Ama hasta hakkını çiğnemek çoğu zaman ölümle biter.
Hasta hakkı, göreceği tedavinin ayrıntılarını bilmekten, içeceği ilacın yan etkilerini önceden öğrenmeye kadar yüzlerce hakkı içine alır.
Ve elbette unutulmaması gereken asıl hasta hakkı da tıptaki her gelişmenin sonuçlarından yararlanma hakkıdır.
Bu hekimler ve hastaneler hasta haklarını çiğnemekten mahkemeye sevk edilmedikçe, hastaların da tıbbın da geleceği tehlikededir.

***

Prof. T. Detre, Ankara Numune Hastanesi ile ABD Pittsburgh Üniversitesi arasındaki Tıbbi İşbirliği Heyeti’nin başkanı idi. nöropsikofarmakoloji alanında uzmandı. Arada Ankara’ya gelir, konferanslar verirdi.

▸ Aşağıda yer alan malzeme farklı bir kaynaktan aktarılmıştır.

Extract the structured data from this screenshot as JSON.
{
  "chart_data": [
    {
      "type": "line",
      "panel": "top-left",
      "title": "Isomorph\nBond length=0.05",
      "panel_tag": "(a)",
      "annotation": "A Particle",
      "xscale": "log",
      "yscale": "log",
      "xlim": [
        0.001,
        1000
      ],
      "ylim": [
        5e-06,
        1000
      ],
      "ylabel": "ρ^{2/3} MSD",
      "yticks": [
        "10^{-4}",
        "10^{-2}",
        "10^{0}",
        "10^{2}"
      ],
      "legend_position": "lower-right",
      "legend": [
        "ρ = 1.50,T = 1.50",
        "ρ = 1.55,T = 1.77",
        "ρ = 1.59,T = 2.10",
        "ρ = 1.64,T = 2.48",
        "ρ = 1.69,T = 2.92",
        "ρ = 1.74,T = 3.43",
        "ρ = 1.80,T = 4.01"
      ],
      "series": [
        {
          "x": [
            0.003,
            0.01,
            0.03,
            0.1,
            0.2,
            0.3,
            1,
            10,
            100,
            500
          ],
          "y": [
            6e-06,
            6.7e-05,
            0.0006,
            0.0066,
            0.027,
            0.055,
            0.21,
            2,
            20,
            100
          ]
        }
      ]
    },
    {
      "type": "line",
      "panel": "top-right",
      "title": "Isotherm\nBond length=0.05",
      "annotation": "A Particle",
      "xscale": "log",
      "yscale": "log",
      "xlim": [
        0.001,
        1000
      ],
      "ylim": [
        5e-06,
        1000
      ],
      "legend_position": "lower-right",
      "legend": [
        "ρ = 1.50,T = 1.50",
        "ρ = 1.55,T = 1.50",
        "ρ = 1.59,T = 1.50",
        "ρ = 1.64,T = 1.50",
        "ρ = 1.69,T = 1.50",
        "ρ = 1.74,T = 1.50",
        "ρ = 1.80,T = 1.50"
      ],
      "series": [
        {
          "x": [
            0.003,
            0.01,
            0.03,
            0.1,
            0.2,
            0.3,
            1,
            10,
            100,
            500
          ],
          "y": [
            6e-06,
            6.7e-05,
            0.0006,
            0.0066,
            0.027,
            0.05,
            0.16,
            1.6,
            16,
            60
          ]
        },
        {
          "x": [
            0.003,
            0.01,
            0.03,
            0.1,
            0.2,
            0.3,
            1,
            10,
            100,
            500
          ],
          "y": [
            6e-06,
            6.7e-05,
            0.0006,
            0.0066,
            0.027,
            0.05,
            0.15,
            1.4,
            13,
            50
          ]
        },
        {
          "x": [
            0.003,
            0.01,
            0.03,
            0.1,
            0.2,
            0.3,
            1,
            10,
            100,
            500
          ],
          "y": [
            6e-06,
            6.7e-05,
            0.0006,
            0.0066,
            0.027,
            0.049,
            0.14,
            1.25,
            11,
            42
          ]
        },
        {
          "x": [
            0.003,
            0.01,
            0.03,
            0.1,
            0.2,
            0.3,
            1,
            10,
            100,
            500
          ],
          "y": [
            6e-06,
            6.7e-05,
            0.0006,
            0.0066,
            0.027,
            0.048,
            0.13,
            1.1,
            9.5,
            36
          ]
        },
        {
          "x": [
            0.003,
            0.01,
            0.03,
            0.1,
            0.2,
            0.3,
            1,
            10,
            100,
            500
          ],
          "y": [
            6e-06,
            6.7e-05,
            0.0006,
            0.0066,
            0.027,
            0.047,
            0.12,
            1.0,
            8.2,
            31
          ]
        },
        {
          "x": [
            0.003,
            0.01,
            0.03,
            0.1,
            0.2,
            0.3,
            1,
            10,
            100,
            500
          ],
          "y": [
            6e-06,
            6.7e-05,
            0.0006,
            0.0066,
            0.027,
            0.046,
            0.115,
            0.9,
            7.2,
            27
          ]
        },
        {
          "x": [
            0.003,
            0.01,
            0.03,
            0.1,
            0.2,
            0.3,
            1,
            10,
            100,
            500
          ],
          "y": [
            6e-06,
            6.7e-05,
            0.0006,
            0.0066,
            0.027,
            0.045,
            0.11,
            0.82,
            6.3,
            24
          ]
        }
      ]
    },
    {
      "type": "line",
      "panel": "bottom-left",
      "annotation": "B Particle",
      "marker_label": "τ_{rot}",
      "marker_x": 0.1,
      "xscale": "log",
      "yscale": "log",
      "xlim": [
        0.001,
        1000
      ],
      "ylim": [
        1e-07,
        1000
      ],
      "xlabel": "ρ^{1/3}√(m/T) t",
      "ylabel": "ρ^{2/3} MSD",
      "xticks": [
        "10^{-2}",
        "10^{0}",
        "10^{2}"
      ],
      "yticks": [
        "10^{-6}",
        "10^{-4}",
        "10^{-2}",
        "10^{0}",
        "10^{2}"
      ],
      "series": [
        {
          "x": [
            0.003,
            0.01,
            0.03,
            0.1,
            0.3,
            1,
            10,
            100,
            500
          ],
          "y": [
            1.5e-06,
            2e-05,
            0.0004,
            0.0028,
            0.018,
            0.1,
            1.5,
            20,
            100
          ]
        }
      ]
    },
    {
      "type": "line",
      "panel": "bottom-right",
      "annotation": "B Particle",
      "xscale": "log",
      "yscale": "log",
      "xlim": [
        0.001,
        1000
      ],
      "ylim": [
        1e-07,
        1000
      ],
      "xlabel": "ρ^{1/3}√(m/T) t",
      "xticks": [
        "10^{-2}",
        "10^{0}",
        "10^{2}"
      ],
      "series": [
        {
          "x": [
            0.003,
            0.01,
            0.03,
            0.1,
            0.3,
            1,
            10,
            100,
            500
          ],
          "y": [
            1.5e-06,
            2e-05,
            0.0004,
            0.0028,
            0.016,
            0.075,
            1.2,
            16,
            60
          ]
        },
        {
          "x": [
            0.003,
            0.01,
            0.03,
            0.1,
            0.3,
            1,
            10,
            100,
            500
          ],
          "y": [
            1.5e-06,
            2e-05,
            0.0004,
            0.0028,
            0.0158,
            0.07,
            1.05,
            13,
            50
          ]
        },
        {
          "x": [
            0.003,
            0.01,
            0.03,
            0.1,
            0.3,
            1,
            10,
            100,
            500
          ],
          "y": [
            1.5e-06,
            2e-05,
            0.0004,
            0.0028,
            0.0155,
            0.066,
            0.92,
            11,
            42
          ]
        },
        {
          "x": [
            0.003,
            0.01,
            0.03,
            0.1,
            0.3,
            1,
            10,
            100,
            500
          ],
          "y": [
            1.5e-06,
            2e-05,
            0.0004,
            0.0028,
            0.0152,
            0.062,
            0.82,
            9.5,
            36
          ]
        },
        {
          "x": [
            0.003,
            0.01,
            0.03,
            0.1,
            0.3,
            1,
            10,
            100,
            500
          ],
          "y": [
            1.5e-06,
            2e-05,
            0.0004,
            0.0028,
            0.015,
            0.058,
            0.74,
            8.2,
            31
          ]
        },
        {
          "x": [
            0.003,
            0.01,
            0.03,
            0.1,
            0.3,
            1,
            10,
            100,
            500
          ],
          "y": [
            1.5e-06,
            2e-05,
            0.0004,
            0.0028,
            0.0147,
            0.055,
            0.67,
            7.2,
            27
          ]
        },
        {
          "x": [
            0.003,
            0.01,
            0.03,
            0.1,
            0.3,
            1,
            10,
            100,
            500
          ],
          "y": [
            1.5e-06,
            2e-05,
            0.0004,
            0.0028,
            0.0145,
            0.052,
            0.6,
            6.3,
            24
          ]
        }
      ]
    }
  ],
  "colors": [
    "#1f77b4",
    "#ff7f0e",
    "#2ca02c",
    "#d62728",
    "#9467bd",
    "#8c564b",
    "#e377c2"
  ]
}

Cumhurbaşkanı Demirel’in de doktorluğunu yapan dönemin Numune Başhekimi Prof. Osman Müftüoğlu tanıştırmış ve ahbap olmuştuk.
Uzun süredir haberleşemedik. Geçenlerde bir konuda görüş almak için aramak istedim. Vefat etmiş. Sigara hiç içmemişti. Yağlı yemekten de uzak durmuştu.
86 yaşındaymış. Asistanı Dr. Margaret McDonald, “Profesörün anavatanı Macaristan’da erkek ortalama yaşam süresi 71’dir” diye hatırlatıyor.